Though most say "a diet of [blood/black/...] worms is improper to a fish, looking at a majority of the mormyrid family this is all these fish will consume in aquaria (as babies). All our rules will have exceptions, the classic community food is trying to cover a large amount of bases, but will generally reflect the needs of omnivorous fish.
For example, large (predatory fish) are regarded by hobbyists as requiring a diet of minimum 45% protein, 3-6% fat, and 2-4% fiber for optimal health. This is quite different from what a general community mix offers. This is why we are seeing more and more "specialist" diets (eg Hikari Massivore) as the fat content in regular food is too high..
Few true herbivores exist in the fish world (I believe more are saltwater) but I am sure they have their own set of needs..
A proper analysis of any food needs more in depth study than merely what you are seeing here.. One of the bonuses of creating a home made meal plan for the fish is that you have much better control over the numbers they are getting.. I do not know for betta splendens, if as insectivores they need high protein low fat or not.

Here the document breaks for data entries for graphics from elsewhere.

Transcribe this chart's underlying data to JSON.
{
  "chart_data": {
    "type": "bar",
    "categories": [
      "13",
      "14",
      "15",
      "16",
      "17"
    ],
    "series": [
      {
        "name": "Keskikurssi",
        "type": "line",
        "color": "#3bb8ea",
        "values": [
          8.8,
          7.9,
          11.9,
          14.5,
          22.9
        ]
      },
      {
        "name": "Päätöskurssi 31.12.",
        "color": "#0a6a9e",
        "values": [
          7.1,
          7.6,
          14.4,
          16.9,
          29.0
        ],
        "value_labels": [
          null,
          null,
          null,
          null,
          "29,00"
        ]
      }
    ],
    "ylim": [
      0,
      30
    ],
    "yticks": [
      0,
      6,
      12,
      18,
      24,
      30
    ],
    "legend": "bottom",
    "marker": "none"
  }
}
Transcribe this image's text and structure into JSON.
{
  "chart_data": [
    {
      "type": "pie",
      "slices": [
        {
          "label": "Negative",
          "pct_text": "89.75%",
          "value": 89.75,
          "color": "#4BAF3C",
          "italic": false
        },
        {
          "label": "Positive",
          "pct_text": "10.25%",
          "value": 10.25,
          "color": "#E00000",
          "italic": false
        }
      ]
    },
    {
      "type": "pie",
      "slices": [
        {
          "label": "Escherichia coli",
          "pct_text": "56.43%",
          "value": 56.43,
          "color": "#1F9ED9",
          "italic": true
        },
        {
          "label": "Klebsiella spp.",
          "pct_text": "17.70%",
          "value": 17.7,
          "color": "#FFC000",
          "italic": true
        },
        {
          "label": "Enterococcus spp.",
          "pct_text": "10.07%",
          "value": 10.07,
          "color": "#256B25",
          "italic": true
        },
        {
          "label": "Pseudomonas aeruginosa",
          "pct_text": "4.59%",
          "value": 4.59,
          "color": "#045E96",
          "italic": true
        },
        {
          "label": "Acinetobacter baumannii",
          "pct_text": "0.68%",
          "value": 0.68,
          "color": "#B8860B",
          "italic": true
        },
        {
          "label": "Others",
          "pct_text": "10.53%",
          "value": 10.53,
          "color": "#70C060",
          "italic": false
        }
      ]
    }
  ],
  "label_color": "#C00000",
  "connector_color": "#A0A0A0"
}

If you are feeding fish with a live food/frozen diet, I would highly recommend purchasing a supplement such as Vita-Chem (which fish do absorb through the water).
As for the worm question, when I think of a bloodworm I think of a worm with a high water content inside it. If you've ever crushed one you would know they are little shells full of liquid basically. Mosquito larvae don't seem to have as much water inside it, which probably doesn't bloat up a fish as fast. (I do think the moisture listed on those cubes is for the whole cube which does have water around it)...
I do believe the conditions the bugs are raised in is reason enough to choose mosquito as the better, but I know you are more concerned about betta splendens, where everyone idolizes mosquito and hates bloodworms.
And just for fun, have a look at a classic goldfish meal developed by a very knowledgeable goldfish enthusiast.. This sort of thing is nice too look at because you can see how much protein came from the fish vs the plant matter. As goldfish are omnivores, the protein level of "63%" seems a little shocking before splitting plant/animal protein..
Goldfish and Aquarium Board Gel Food Recipe
I used to go by the highest protein percentage also. Of course, back in the day, most of the prepared food either looked like crumbled crackers or big square communion hosts. When TetraMin hit the seen, it was the way to go.
Now, I rarely give my fish frozen or freeze dried whole food products. The fish gobble up the staple flake and pellet food and it is so well balanced. In the old days, you felt like you really should supplement with live food for nutritional balance. Live food still has it's place as a natural treat and, as Byron said, it can stimulate spawning. We used to think that the live food "conditioned" the fish for spawning.